The advantages of adenoviral vectors are that they efficiently transfer genes to both dividing and nondividing cells, do not integrate into the genome, and provide high titers of recombinant virus and high expression levels of the introduced genes. Although currently used adenoviral vectors may cause nonspecific inflammation and antiviral cellular response ; this problem still needs to be solved.

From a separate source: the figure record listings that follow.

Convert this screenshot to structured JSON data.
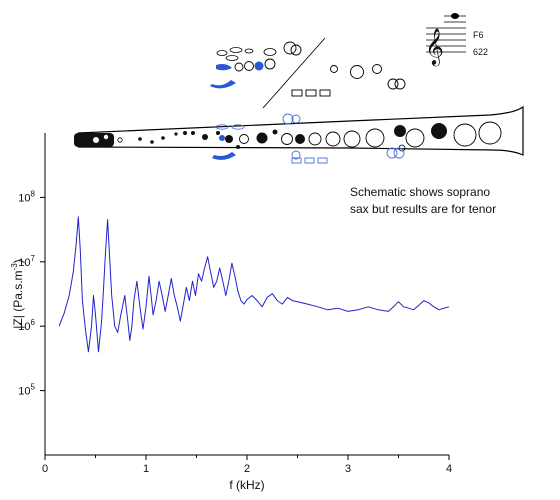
{
  "chart_data": {
    "type": "line",
    "xlabel": "f (kHz)",
    "ylabel_main": "|Z| (Pa.s.m",
    "ylabel_sup": "-3",
    "ylabel_tail": ")",
    "xlim": [
      0,
      4
    ],
    "ylim": [
      10000,
      1000000000
    ],
    "yscale": "log",
    "x_ticks": [
      {
        "v": 0,
        "label": "0"
      },
      {
        "v": 1,
        "label": "1"
      },
      {
        "v": 2,
        "label": "2"
      },
      {
        "v": 3,
        "label": "3"
      },
      {
        "v": 4,
        "label": "4"
      }
    ],
    "y_ticks": [
      {
        "v": 100000,
        "base": "10",
        "exp": "5"
      },
      {
        "v": 1000000,
        "base": "10",
        "exp": "6"
      },
      {
        "v": 10000000,
        "base": "10",
        "exp": "7"
      },
      {
        "v": 100000000,
        "base": "10",
        "exp": "8"
      }
    ],
    "line_color": "#2222cc",
    "series": [
      {
        "x": [
          0.14,
          0.19,
          0.24,
          0.28,
          0.31,
          0.33,
          0.35,
          0.37,
          0.4,
          0.43,
          0.46,
          0.48,
          0.5,
          0.53,
          0.56,
          0.58,
          0.6,
          0.62,
          0.64,
          0.66,
          0.69,
          0.72,
          0.75,
          0.79,
          0.82,
          0.84,
          0.86,
          0.88,
          0.91,
          0.94,
          0.97,
          1.0,
          1.03,
          1.05,
          1.07,
          1.1,
          1.13,
          1.16,
          1.19,
          1.22,
          1.25,
          1.28,
          1.31,
          1.34,
          1.37,
          1.4,
          1.43,
          1.46,
          1.49,
          1.52,
          1.55,
          1.58,
          1.61,
          1.64,
          1.67,
          1.7,
          1.73,
          1.76,
          1.79,
          1.82,
          1.85,
          1.88,
          1.91,
          1.94,
          1.97,
          2.0,
          2.05,
          2.1,
          2.15,
          2.2,
          2.25,
          2.3,
          2.35,
          2.4,
          2.45,
          2.5,
          2.6,
          2.7,
          2.8,
          2.9,
          3.0,
          3.1,
          3.2,
          3.3,
          3.4,
          3.45,
          3.5,
          3.55,
          3.6,
          3.65,
          3.7,
          3.75,
          3.8,
          3.85,
          3.9,
          3.95,
          4.0
        ],
        "y": [
          1000000,
          1600000,
          3000000,
          7000000,
          20000000,
          50000000,
          15000000,
          2500000,
          900000,
          400000,
          1000000,
          3000000,
          1500000,
          400000,
          1200000,
          4000000,
          15000000,
          45000000,
          12000000,
          3000000,
          1000000,
          800000,
          1500000,
          3000000,
          1200000,
          600000,
          1000000,
          2500000,
          5000000,
          2000000,
          900000,
          2000000,
          6000000,
          3000000,
          1500000,
          2500000,
          5000000,
          3000000,
          1700000,
          3000000,
          5500000,
          3000000,
          2000000,
          1200000,
          2200000,
          4000000,
          2500000,
          5000000,
          3000000,
          6500000,
          5000000,
          8000000,
          12000000,
          7000000,
          4000000,
          5000000,
          8000000,
          5000000,
          3000000,
          5000000,
          9500000,
          6000000,
          3500000,
          2500000,
          2200000,
          2600000,
          3000000,
          2500000,
          2000000,
          2800000,
          3200000,
          2500000,
          2200000,
          2800000,
          2500000,
          2400000,
          2200000,
          2000000,
          1800000,
          1900000,
          1700000,
          1800000,
          2000000,
          1800000,
          1700000,
          2000000,
          2400000,
          2000000,
          1900000,
          1800000,
          2100000,
          2500000,
          2300000,
          2000000,
          1800000,
          1900000,
          2000000
        ]
      }
    ]
  },
  "annotation": {
    "line1": "Schematic shows soprano",
    "line2": "sax but results are for tenor"
  },
  "note": {
    "name": "F6",
    "frequency": "622"
  }
}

The study of human and animal adenoviruses allows not only to explore the molecular relationship with the host organism but also to solve specific problems of medicine. In the practical field, on the one hand, new antiviral vaccines and chemotherapy drugs have been developed, implemented, or are awaiting introduction; on the other hand, there is a perspective on the therapeutic use of viruses, such as oncolytic viruses or viral vectors. These and other problems associated with adenoviruses and adenoviral infections will be covered in more detail in subsequent chapters of this book.